Strona główna • Puchar Kontynentalny

Dawid Kubacki: "Wiedziałem jakie mam możliwości"

Pierwszy konkurs z cyklu Letniego Pucharu Kontynentalnego 2015 przyniósł triumf Dawida Kubackiego. Polak pokonał kolejnego zawodnika o ponad 10 punktów. Zwycięstwo w Kranju było jego pierwszym letnim, a trzecim w całej karierze w zawodach tej rangi.


- Przyjechałem tutaj, aby walczyć o zwycięstwo. Plan minimum udało się zrealizować. Zmieniła się cała koncepcja mojego skakania, a także podejście do samych zawodów. Teraz wygląda to już całkiem inaczej. Bardzo fajny wynik, skoki były całkiem dobre, więc mogę być z tego dnia zadowolony - powiedział tuż po zawodach 25-latek.

Czy pokonanie takich zawodników jak Peter Prevc to dodatkowa satysfakcja? - Wygrywać zawsze jest super. Mieliśmy tutaj dość zaciętą walkę o dobre lokaty, a obecność takich zawodników mnie buduje i tym bardziej cieszę się z tego wyniku.

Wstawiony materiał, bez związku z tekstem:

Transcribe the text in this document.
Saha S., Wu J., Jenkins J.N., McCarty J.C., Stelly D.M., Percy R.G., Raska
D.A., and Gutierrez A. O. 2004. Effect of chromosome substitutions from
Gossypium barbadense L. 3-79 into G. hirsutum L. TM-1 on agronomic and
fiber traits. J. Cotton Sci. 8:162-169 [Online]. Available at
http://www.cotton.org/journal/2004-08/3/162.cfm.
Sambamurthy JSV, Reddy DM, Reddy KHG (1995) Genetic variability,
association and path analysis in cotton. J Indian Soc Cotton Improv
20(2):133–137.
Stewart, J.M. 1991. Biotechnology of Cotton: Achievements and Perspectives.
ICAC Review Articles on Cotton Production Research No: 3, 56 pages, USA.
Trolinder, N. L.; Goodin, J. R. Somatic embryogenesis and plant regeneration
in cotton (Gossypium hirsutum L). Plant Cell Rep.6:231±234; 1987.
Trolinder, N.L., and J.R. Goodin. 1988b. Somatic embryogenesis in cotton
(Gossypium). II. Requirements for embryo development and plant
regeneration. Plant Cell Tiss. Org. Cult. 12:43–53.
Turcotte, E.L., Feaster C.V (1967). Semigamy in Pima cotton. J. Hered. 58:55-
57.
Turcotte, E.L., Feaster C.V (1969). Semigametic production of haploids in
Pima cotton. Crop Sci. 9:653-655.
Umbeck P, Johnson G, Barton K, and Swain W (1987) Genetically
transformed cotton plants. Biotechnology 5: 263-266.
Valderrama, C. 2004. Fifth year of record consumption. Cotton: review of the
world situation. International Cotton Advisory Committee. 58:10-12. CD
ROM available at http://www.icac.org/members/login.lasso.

Jakie pierwsze wrażenia po zaostrzeniu przepisów dotyczących pomiaru kombinezonów? - Jest bardzo duże zamieszanie w związku z tymi zmianami. Dodatkowo dołożyłem sobie zamieszania przed pierwszą serię treningową, kiedy wyskoczyła mi jakaś 'bula' na kolanie, ale poszedłem skoczyć. Ta próba była kompletnie nieudana. Dobrze, że innym razem przypomniałem sobie na górze, że nie można dotykać kombinezonu, bo ten zahaczył mi się o śrubkę od zabezpieczenia. Na szczęście był ktoś, kto mógł mi to ściągnąć z boku, przez co nie musiałem dotykać kombinezonu. Chwilę potrwa, zanim wszyscy przyzwyczaimy się do nowego systemu. Jego wdrażanie wprowadza bardzo duże zamieszanie. Podstawą jest, aby nikogo nie zaskakiwał. W moim przypadku udało się przejść kontrole bez wpadki, jednak chłopakom ta sztuka się już nie udała. Myślę, że jest to kiepskie, że jest tylko jedna próba mierzenia kroku na górze, przez co musieli oni zejść na dół. Wiadomo, że każdy mierzy ten krok, aby był na limicie. W przeciwnym wypadku odbiera się sobie szansę na dobre skoki.

Tak wysoka forma na początku sezonu jest zaskoczeniem? - Ja przyjechałem, aby walczyć o zwycięstwo. Wiedziałem jakie mam możliwości. Zmieniona koncepcja działa od początku lata i działa dobrze. Przejście do kadry B przyniosło zmianę koncepcji, ale myślę, że była mi ona potrzebna.

Korespondencja z Kranja, Tadeusz Mieczyński.